Repetitive sequence is found throughout genomes. It is important to mask repeats before gene annotation, as repeats will cause non-specific gene hits. Repeats are also useful for studying evolution and for DNA fingerprinting.
Types of repeats
|Centromere||The region of the chromosome at which the two sister chromatids are joined during mitosis and meiosis, mostly composed of satellite DNA.|
|Low complexity regions||Poly-purine or poly-pyrimidine stretches, or regions of extremely high AT or GC content.|
|RNA repeats||Non-functional copies of RNA genes which have been reintegrated into the genome with the assistance of a reverse transcriptase.|
|Satellite repeats||Multiple copies of the same base sequence on a DNA sequence. The repeated pattern can vary in length from a single base to several thousand bases long.|
|Simple repeats||Duplications of simple sets of DNA bases (typically 1-5bp) such as A, CA, CGG etc.|
|Tandem repeats||Typically found at the centromeres and telomeres of chromosomes these are duplications of more complex 100-200 base sequences.|
|LTRs||Long tandem repeats.|
|Type I Transposons/LINE||Long Interspersed Elements.

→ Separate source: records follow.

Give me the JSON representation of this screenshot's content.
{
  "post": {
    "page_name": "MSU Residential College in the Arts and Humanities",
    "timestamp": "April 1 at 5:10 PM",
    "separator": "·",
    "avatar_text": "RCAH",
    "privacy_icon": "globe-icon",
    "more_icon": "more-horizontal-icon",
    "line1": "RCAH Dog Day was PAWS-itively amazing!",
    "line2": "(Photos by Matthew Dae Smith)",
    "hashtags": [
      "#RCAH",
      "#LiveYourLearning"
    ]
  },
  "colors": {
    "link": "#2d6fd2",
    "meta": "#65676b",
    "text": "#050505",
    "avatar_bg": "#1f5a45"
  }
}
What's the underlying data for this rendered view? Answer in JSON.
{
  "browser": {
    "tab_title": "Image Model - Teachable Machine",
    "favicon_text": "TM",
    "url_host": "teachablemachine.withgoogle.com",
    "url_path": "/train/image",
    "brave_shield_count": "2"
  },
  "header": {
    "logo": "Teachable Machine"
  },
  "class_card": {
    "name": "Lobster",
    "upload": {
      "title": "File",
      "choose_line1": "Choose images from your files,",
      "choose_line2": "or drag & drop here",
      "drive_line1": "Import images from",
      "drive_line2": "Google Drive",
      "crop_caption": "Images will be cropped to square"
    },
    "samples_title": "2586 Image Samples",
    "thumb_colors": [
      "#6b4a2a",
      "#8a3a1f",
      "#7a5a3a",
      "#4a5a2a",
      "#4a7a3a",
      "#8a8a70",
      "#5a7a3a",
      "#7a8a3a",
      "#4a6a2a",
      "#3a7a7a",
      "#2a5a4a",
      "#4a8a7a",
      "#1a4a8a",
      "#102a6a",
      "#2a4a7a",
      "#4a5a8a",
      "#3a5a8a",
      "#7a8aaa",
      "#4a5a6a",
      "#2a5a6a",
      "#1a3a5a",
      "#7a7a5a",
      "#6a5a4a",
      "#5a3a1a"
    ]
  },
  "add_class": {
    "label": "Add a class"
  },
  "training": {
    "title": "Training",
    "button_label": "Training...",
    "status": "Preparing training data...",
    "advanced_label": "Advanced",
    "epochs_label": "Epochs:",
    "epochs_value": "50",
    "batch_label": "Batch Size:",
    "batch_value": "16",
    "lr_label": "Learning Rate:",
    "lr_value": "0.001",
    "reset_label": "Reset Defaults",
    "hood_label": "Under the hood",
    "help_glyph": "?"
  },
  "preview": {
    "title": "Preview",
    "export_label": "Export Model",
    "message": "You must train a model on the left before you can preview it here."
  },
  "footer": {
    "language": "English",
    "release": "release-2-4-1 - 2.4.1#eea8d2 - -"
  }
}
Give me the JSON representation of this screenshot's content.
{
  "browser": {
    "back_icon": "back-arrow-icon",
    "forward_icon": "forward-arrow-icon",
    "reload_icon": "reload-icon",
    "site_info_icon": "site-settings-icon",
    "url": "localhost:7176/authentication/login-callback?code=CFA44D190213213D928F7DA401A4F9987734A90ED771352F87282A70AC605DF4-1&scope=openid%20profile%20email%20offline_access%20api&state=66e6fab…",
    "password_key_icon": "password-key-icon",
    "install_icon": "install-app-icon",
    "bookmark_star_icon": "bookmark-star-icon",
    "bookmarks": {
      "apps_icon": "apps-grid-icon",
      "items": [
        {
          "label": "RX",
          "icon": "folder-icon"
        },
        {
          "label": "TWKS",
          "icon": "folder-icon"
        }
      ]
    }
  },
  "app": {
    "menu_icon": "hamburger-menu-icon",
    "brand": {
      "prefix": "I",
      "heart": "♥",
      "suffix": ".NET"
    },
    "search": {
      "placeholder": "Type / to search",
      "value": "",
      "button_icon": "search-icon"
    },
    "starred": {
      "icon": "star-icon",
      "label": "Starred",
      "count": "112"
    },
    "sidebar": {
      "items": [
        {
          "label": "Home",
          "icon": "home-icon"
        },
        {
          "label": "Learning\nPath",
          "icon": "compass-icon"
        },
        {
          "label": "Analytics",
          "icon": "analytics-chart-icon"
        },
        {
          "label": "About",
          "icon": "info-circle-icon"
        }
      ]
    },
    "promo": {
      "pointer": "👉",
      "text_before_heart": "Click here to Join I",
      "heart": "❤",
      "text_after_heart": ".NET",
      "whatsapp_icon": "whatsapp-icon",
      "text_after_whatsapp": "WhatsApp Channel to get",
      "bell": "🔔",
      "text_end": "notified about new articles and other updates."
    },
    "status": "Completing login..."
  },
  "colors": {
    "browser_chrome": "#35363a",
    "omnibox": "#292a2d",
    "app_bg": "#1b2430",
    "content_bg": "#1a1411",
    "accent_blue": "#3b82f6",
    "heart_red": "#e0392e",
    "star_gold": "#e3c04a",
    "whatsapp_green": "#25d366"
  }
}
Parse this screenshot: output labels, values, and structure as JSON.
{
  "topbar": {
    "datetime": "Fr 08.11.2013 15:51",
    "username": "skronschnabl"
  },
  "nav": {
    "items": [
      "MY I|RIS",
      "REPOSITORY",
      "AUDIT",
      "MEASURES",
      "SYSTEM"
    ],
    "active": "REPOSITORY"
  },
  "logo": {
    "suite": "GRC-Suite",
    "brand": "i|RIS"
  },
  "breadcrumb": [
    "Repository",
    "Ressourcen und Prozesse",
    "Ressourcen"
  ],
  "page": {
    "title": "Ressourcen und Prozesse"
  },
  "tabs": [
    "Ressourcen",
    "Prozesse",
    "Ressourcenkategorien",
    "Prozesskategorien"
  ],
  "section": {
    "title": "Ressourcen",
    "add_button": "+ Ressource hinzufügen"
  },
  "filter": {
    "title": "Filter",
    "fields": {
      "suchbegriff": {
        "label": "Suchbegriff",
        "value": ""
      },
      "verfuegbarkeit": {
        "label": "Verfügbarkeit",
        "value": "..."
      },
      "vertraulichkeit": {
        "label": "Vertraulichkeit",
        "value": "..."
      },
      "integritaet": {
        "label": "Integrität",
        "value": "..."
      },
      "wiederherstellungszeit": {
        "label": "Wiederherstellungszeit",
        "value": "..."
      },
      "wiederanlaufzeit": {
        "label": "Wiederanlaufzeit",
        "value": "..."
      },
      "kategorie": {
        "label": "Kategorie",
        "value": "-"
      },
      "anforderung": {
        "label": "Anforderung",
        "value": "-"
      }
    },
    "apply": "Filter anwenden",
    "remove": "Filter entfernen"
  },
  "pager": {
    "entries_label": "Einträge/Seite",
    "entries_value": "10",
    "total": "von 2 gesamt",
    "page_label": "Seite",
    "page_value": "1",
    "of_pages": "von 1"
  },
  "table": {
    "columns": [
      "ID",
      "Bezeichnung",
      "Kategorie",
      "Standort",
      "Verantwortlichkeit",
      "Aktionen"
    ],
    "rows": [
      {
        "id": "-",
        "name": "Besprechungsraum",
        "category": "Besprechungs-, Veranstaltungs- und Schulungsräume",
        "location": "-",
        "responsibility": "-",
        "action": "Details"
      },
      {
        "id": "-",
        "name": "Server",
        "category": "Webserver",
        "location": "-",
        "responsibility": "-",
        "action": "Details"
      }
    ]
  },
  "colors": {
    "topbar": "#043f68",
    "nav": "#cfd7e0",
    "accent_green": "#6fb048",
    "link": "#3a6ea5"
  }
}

Retrotransposed elements in the genome containing open reading frames encoding (often inactive) reverse transcription machinery.|
|Type I Transposons/SINE||Short Interspersed Elements. Retrotransposed elements less than 500 bp that contain tRNA, snRNA and rRNA, which require other mobile elements to be transposed. Alu elements are a type of SINE.|
|Type II Transposons||Elements that have been transposed and duplicated around the genome by excision and ligation.|
|Unknown||Repeats that cannot be classified.|
Masking the repeats
Repeats can be viewed in the browser and extracted using our APIs. You can also download repeat-masked sequence from our FTP site, either hard-masked (rm) where repeats are replaced with Ns, or soft-masked (sm) where repeats are in lower-case text.